Лулу начала рассказывать про достопамятное представление, после которого она налетела на Софью Осиповну, и до сих пор неизвестно была ли это победа сыскных талантов тетки или случайность. А дальше пошло то, о чем Лулу столько мечтала еще в прошлом году. Они перескакивали с предмета на предмет, оживленно спорили, перебивали друг друга и понимали с полуслова, особенно, упоминая гимназию. И когда оказалось, что уже семь часов, стало жалко, что время пронеслось с такой скоростью.

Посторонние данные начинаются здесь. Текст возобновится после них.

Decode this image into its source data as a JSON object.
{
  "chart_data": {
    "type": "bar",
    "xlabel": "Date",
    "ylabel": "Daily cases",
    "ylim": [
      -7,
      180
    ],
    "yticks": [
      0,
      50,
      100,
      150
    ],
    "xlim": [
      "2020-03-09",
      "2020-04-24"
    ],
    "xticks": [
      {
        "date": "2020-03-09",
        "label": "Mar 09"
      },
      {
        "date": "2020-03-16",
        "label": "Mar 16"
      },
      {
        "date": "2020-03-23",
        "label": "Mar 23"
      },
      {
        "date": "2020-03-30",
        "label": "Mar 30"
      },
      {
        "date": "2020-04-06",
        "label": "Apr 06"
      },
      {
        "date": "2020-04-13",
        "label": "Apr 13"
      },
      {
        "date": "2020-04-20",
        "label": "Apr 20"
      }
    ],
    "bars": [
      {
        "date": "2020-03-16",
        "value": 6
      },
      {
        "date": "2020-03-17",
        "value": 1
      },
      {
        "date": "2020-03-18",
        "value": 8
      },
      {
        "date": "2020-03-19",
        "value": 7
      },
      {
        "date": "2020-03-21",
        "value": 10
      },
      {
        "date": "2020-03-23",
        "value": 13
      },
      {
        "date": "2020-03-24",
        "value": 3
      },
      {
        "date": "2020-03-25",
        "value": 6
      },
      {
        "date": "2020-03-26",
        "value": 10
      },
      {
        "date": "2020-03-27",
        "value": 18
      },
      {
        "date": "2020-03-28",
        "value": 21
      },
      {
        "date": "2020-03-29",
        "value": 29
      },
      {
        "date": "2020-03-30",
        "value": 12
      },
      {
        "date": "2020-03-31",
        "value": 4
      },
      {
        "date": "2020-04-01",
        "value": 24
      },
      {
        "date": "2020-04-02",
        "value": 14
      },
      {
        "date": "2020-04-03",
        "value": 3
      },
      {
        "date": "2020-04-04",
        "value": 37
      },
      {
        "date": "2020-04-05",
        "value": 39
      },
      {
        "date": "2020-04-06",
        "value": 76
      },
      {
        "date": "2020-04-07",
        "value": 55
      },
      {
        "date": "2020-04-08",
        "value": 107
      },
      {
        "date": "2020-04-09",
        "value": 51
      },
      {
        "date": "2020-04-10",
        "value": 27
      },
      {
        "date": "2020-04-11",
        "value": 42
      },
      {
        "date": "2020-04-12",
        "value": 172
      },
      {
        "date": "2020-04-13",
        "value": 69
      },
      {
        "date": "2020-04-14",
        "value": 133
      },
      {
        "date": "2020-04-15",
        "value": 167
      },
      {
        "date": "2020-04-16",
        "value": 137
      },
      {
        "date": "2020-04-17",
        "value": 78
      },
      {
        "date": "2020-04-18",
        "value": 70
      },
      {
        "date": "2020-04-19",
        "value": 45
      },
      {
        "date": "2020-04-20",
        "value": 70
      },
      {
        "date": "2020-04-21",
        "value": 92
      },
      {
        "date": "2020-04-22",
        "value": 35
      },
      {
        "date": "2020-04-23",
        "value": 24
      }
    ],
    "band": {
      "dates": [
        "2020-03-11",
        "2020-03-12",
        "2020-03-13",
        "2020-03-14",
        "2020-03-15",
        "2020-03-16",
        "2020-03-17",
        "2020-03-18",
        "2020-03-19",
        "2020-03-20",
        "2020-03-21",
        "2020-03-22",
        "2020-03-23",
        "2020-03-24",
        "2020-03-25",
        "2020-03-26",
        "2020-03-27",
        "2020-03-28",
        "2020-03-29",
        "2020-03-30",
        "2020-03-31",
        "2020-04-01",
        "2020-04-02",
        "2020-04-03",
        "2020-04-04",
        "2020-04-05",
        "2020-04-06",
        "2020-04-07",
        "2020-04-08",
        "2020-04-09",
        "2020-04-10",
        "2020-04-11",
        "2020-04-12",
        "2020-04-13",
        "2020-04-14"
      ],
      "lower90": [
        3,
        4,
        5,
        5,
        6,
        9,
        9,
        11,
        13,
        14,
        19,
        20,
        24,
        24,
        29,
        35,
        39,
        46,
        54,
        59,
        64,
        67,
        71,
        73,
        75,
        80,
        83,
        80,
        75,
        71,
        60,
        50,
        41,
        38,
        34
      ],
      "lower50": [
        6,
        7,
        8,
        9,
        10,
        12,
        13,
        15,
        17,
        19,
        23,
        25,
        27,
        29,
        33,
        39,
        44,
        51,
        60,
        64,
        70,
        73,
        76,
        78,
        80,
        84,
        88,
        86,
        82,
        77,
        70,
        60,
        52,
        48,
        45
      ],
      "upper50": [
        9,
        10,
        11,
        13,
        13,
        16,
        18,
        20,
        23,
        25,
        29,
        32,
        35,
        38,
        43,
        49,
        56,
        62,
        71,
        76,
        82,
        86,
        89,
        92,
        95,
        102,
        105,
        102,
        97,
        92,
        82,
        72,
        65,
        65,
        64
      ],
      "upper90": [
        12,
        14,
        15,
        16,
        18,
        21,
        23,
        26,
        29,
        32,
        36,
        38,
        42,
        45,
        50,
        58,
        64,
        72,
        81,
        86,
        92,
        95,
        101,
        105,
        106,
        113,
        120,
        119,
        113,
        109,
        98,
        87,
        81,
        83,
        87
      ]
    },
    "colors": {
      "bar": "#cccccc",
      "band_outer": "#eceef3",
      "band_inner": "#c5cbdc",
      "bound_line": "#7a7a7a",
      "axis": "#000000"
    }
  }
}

Татьянка первая поднялась:
– Мы пойдем, смотри как темно уже. Да, Кать, а тетя Лиза где?
– А мамка с братом извиняться пошли. Сережка наш ненароком отдубасил сына хозяйки дома. Тот, дубина стоеросовая, на шесть лет старше Сергуньки, девочки, не поверите: во! – Катя раздула щеки и растопырила руки, – локти к бокам не прижмешь, жирдяй такой, а к мамке побежал жаловаться!
– А за что он его побил? – уточнила Лулу, не признающая расправ без причины.
– Да хоть и просто! Дерутся же мальчишки! Нет, вы представляете, – Катя опять прыснула, – а эта его мамаша, у нее целые три дома по нашей улице, вместо, чтоб со стыда сгореть, такого тюфяка вырастила, иль уж по шее Сергуньке настучать, говорит: «пусть этот ребенок извинится, причем, при всех!» А нашему извиниться – раз плюнуть, а если еще понадобится, он и снова отдует – ему что! Ладно, бежьте, чего вы меня слушаете, я до ночи с вами могу болтать, тем более, Шура пришла!